Пришлось вернуться обратно к столбу.
- Чего он хоть вопил-то нам? - спросил Шаламов.
- В таких случаях кричат одно: "Стой, кто идет?"
- Да я иду! - обозлился Шаламов. - Русский матрос идет. Нешто ж мне эдакой сопли слушаться? Бежим…
О замышляемом побеге Панафидин рассказал в офицерском бараке одному только старику Анисимову.
- Не советую, - отвечал титулярный советник. - Японский язык знать можно, но глаза на японский манер не перекосишь. В этом-то халатике до колена хорошо только из сумасшедшего дома бегать, а в Мацуями за версту видать, что русский идет. На первом же углу за цугундер схватят и…
- Так не сидеть же мне тут! - возмутился мичман.
- Сиди, коли попался. Если бы из Японии так легко бежать было, так, наверное, уже все мы в России чай пили…
За бараками лагеря начинались густые заросли бамбука, даже не огражденные забором. А что там, за этой бамбуковой рощей, Панафидин не знал… К ночи стало свежо. Чистые звезды приятно помигивали с небес, и невольно думалось, что эти же звезды видят сейчас во Владивостоке. Из матросского барака проливалась над Мацуями сердечная песня:
Когда я на почте служил ямщиком,
Был молод, имел я силенку,
И крепко же, братцы…
А в офицерском сарае упивался своим баритоном Шиллинг:
Что день грядущий мне готовит?
Его мой взор напрасно ловит.
Паду ли я…
Утром Панафидина растолкал штурман Салов:
- Вставайте, мичман… тревога! Пока мы тут спали, барон Кесарь Шиллинг убежал. Японцы в панике и прострации…
Впрочем, не прошло и часа, как солдаты гарнизона, гордые оказанной им честью, доставили беглеца в лагерь.
- Да ну! - отмахивался от расспросов барон. - Разве тут убежишь? Не успел я выйти из лагеря, все прохожие набросились на меня, как голодные собаки на мясо…
По лагерю было объявлено, что пленный мичман барон Шиллинг не оправдал доверия японского императора и потому должен отсидеть 10 суток в карцере. В наказание за побег барону не давали бриться, не разрешали убирать в камере.
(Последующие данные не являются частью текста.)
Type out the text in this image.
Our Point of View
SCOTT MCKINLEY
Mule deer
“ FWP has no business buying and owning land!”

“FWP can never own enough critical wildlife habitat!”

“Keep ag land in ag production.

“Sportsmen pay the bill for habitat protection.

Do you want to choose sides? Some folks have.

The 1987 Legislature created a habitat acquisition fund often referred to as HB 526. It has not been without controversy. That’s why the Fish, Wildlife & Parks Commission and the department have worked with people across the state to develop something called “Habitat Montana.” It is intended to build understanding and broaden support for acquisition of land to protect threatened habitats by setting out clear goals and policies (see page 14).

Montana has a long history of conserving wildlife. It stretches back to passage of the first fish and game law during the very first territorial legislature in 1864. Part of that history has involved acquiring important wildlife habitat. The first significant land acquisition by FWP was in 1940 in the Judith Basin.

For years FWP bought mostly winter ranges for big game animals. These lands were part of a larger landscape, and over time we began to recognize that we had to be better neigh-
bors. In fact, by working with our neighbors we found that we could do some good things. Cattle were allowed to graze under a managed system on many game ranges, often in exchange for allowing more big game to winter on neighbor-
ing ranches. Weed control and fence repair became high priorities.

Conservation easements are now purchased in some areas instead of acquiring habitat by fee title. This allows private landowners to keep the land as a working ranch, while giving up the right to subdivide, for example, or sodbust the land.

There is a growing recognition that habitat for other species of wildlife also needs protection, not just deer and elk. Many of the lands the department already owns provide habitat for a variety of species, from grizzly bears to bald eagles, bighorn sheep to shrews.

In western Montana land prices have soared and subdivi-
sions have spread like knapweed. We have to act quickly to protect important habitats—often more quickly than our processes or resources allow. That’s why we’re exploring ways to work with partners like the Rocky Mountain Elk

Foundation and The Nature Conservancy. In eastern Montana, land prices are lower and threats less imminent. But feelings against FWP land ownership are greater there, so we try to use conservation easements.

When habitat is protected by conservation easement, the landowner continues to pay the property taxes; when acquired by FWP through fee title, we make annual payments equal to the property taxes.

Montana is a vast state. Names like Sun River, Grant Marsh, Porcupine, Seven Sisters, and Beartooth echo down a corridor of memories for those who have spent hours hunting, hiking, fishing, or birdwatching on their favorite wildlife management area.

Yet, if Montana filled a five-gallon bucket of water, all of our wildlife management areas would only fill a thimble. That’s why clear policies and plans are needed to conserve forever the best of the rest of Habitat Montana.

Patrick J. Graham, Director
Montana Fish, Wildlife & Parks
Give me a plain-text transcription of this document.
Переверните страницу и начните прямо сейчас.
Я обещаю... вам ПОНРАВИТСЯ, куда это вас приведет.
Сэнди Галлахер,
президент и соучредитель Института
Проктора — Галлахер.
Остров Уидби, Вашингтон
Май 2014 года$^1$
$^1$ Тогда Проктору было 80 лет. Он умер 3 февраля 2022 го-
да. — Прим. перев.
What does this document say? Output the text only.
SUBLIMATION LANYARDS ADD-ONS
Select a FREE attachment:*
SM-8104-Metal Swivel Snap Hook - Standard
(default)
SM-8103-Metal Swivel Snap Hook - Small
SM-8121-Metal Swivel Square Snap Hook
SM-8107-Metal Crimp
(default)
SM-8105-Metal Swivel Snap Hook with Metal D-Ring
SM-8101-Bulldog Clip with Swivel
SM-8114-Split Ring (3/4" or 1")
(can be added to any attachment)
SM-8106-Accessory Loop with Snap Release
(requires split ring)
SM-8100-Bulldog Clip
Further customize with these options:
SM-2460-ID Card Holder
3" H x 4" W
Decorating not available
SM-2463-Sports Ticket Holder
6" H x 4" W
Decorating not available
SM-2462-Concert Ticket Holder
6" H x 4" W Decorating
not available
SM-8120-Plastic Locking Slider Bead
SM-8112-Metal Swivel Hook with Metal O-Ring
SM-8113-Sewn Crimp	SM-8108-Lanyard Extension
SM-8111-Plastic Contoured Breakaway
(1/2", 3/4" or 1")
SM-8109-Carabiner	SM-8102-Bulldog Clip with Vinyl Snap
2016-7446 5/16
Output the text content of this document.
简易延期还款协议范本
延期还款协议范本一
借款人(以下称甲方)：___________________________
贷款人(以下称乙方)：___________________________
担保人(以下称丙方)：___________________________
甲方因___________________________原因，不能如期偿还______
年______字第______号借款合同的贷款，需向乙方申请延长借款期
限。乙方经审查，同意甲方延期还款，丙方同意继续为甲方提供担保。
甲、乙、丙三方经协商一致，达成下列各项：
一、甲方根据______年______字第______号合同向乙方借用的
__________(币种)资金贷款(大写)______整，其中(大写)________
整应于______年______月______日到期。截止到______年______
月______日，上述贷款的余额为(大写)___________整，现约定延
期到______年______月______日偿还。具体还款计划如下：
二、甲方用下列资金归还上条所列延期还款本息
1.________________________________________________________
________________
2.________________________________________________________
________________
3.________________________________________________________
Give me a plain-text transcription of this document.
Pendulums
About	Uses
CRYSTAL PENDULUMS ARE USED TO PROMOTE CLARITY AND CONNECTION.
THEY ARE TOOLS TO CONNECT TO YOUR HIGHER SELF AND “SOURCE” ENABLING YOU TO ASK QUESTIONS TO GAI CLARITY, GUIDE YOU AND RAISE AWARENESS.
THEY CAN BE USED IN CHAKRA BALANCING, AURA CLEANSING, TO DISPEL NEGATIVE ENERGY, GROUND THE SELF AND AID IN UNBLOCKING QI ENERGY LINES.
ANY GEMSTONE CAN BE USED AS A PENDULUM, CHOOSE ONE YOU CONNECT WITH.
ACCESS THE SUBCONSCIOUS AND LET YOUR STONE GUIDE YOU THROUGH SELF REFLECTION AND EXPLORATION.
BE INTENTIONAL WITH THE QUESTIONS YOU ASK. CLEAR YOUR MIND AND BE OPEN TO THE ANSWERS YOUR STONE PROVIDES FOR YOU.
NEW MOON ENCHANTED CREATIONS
Вокруг лагеря японцы заметно усилили охрану, понаставили везде будок с часовыми. Но бамбуковую рощу по-прежнему не охраняли, как препятствие для русских непреодолимое… Очень хорошо!
Японские ночи - душные, кошмарные ночи. Панафидин не мог спать. Томился, мучился. Переживал былое. Вия теперь отошла куда-то в небытие, совсем ненужная. Но почему-то (знать бы - почему?) снова вспоминалась красота той незнакомки в Адмиральском саду, ее тонкие пальцы, обвивавшие отпотевающий бокал с ледяным лимонадом… "Кто же она? И для кого несет свою неземную красоту?.."
* * *
- Сколько у вас гробов? - спросили в Нагасаки.
- Четыре, - отвечал Конечников.
- Значит, еще копать четыре могилы…
Сдав гробы с мертвыми матросами властям Нагасаки, иеромонах Алексей устроил их погребение на русском кладбище в Иносе и десять дней (в ожидании парохода) не снимал с ноги перевязки, скрывавшей донесение рюриковцев. Он писал: "Все это время тайная полиция не оставляла меня ни на минуту, а при отплытии в Шанхай мне дали 35 рублей на билет. К моему несчастью, все китайцы принимали меня за японца…"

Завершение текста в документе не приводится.